The most common area affected is the lumbar region because it is the weight-bearing part of the spine. Above 90% of herniations occur in L4-L5 or L5-L6. [See a study by C.J Donnally 111 and others.]
The most common symptom of a herniated disc in the lower back is sciatica. Other symptoms include:
- Back pain
- Weakness in the leg and/or foot
- Tingling (a “pins-and-needles” sensation) or numbness in the leg and/or foot
- Loss of bladder or bowel control (This is rare and may indicate a more serious problem called cauda equina syndrome, which requires immediate medical attention.)
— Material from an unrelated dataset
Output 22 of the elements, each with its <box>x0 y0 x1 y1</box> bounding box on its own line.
Neck pain is a common symptom of a herniated disc in the neck, similar to pain the lower back. When pressure is placed on a nerve in the neck, or cervical region of the spine, it causes pain the muscles between the neck and shoulder with radiating pain down into the arm. Other symptoms include:
- Weakness in one arm
- Tingling (a “pins-and-needles” sensation) or numbness in one arm
- Burning pain in the shoulders, neck, or arm
Nonsurgical treatment is effective in treating the symptoms of herniated discs in most patients. Most neck or back pain will resolve gradually with conservative measures:
- Rest and slow and controlled physical activity
- Non-steroidal anti-inflammatory medications such as Ibuprofen, Naproxen, or Diclofenac
- Ice and heat treatment
- Physical Therapy: For the lower back, exercises may also be helpful in strengthening the back and abdominal muscles. For the neck, exercises or traction may also be helpful.
- Epidural injections may lessen nerve irritation if other nonsurgical treatments fail to provide relief
Only a small percentage of patients with slipped discs require surgery and is typically recommended only after nonsurgical treatment has not relieved symptoms.
The most common procedure for a lumbar herniation is a lumbar microdiscectomy. The procedure involves removing the herniated part of the disc and any fragments that are putting pressure on the spinal nerve. The technique of microdiscectomy was first introduced by Yasargil and Caspar independently. In some cases, the entire disc may need to be removed.
Cervical discectomy is a procedure for a herniated disc in the neck. To relieve pressure, the entire slipped disc is removed and bone is placed in the disc space along with a metal plate to help support the spine.